De acordo com várias fontes, Pelosi terá pedido apelos públicos à desistência de Biden por parte dos representantes de estados onde a eleição tanto pode cair para os republicanos como para os democratas.

Para que a revolta não fosse tão notória, aos líderes de estados onde os democratas terão a eleição garantida, Pelosi terá solicitado maior discrição e contatos diretos com a Casa Branca. Fontes do jornal Politico dizem que estes tentaram chegar ao presidente, mas em vão, motivando os contactos diretos dos principais legisladores no Congresso, esta semana.
O dilema democrata
Muitos observadores acreditam que a pressão sobre Biden só não é mais forte porque oficialmente não foi encontrado quem o substitua. 

Nas primárias, quando ainda gozava do apoio do partido, o presidente arrecadou mais votos e mais delegados, tendo por isso de ser o próprio a afastar-se antes da nomeação oficial, na Convenção Nacional Democrata de 19 de agosto.

Os democratas têm assim um mês para encontrar alternativas, debatê-las e endossar uma delas.
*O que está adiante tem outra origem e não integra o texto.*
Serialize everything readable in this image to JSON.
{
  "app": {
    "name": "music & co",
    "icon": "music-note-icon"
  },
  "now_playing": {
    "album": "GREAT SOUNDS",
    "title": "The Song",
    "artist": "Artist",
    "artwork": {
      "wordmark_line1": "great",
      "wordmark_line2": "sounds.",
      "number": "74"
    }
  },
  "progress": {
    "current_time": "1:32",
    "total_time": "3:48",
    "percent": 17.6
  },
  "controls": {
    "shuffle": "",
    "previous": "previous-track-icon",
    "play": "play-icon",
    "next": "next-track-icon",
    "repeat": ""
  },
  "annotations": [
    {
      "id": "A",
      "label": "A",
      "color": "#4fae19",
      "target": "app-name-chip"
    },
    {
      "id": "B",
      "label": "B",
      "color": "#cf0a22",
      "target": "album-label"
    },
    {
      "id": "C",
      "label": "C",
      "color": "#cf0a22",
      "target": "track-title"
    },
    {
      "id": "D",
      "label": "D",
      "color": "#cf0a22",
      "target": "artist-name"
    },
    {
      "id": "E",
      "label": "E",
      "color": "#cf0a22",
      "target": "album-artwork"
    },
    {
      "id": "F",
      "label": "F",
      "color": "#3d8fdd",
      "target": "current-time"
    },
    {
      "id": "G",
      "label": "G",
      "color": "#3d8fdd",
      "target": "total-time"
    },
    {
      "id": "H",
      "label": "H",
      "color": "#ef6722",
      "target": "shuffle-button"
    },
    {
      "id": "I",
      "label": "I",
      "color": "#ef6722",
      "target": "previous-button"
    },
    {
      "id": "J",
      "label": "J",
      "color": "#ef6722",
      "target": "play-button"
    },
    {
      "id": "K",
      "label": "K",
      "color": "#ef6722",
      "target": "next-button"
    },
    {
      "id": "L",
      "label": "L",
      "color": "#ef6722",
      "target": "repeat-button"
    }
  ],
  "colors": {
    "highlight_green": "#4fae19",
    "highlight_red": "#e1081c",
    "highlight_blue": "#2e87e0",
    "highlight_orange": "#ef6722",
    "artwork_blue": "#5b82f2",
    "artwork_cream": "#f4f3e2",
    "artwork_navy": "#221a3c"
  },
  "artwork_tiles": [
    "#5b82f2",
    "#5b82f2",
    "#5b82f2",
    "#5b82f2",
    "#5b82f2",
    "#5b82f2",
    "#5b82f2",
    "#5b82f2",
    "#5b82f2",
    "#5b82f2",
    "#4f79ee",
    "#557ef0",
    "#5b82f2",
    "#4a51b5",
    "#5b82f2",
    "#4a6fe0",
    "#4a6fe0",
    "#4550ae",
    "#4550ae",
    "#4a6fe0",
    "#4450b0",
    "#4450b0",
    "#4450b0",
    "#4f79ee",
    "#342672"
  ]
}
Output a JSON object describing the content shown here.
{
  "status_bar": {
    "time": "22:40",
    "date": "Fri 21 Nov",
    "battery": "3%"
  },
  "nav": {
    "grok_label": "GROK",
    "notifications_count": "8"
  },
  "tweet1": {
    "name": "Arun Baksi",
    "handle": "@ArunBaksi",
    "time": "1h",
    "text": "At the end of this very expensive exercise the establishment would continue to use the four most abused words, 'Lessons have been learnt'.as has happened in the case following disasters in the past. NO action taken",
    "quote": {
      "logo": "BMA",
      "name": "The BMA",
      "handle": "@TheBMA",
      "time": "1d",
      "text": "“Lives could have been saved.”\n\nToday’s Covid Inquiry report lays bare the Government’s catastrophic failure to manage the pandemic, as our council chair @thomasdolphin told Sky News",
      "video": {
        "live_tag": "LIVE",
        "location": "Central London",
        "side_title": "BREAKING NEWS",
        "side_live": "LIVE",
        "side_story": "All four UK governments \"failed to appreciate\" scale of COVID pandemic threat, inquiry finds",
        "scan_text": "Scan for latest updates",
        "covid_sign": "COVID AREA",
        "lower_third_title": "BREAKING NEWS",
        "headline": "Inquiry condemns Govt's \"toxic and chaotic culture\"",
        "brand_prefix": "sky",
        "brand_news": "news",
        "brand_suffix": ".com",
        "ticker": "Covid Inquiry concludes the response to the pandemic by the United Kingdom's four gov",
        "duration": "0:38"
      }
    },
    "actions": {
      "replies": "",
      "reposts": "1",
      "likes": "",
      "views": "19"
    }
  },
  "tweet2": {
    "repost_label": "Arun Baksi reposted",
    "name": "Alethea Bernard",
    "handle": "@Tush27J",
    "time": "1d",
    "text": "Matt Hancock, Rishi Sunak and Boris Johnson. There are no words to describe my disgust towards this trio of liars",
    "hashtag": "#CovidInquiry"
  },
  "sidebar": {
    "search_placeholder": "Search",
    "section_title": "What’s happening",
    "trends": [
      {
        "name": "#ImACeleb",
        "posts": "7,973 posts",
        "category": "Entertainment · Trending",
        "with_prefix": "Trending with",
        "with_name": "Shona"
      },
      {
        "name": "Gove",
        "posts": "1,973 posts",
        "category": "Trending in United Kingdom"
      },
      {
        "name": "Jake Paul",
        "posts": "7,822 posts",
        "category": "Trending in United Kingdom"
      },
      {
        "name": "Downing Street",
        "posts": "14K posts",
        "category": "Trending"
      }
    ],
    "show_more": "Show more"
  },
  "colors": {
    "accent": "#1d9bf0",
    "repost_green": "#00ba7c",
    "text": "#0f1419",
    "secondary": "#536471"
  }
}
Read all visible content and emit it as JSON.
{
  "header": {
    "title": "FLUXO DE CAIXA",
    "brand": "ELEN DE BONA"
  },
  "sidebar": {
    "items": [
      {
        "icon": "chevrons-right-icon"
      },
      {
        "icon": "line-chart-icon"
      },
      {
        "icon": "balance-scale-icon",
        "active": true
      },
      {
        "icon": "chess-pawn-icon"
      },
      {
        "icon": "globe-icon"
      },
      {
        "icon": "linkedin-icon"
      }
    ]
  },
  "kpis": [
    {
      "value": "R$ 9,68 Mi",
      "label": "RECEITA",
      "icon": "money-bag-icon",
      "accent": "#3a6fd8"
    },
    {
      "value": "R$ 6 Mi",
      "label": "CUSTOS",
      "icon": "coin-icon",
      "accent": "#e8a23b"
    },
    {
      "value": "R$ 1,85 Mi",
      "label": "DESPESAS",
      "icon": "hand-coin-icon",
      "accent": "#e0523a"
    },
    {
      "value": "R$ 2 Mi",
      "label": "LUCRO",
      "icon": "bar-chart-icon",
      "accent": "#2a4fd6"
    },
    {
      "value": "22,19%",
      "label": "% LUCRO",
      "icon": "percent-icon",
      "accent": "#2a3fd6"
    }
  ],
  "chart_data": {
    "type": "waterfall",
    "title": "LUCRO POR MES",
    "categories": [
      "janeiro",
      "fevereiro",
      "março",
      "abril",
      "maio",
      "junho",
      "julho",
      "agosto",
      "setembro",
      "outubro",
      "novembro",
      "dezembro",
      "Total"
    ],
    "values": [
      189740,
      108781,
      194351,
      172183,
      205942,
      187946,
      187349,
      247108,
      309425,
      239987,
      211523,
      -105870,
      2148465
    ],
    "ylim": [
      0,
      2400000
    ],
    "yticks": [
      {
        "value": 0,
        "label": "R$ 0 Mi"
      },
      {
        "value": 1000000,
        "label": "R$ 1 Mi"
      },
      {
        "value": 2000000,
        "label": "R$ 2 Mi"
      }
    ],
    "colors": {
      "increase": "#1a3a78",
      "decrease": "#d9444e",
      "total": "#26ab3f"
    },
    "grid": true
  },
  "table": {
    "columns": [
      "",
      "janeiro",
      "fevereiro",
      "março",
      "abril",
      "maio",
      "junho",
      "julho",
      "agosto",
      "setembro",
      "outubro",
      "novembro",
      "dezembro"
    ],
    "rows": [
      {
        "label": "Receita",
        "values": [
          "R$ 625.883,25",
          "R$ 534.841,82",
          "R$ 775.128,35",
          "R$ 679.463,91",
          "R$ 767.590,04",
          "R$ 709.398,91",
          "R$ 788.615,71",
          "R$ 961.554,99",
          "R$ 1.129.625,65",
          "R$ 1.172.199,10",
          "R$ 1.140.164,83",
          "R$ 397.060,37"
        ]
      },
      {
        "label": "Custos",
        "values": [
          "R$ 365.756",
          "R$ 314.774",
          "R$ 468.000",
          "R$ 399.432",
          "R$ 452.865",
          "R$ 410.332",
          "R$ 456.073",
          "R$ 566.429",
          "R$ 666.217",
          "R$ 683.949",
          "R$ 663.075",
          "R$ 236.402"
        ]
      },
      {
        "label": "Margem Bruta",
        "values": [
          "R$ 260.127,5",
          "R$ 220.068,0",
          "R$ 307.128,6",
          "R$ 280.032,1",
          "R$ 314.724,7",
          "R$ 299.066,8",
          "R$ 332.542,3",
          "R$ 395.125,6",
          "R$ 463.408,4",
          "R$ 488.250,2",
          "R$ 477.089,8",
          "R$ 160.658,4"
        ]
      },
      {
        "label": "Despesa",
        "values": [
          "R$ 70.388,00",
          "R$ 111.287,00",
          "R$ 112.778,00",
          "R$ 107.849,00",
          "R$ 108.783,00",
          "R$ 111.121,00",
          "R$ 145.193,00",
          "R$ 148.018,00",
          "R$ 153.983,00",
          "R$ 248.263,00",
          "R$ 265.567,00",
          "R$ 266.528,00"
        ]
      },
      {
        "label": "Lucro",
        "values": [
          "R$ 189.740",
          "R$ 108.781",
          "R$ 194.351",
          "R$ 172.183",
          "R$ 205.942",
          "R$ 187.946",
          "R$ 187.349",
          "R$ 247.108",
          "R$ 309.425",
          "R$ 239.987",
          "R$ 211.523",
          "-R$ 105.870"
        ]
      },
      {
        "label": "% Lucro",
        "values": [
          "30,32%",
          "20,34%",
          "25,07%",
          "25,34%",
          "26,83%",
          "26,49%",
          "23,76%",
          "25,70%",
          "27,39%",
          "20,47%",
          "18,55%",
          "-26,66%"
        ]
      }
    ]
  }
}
O tempo está a passar e a teimosia de Biden poderá revelar-se fatal.

A cisão interna está a assumir tais dimensões que alguns democratas admitiram a possibilidade de uma nomeação virtual do presidente já no fim de julho ou na primeira semana de agosto, provocando protestos, com os críticos a recusarem o que consideram uma imposição da candidatura de Biden, por esta evitar um debate sério sobre escolhas alternativas.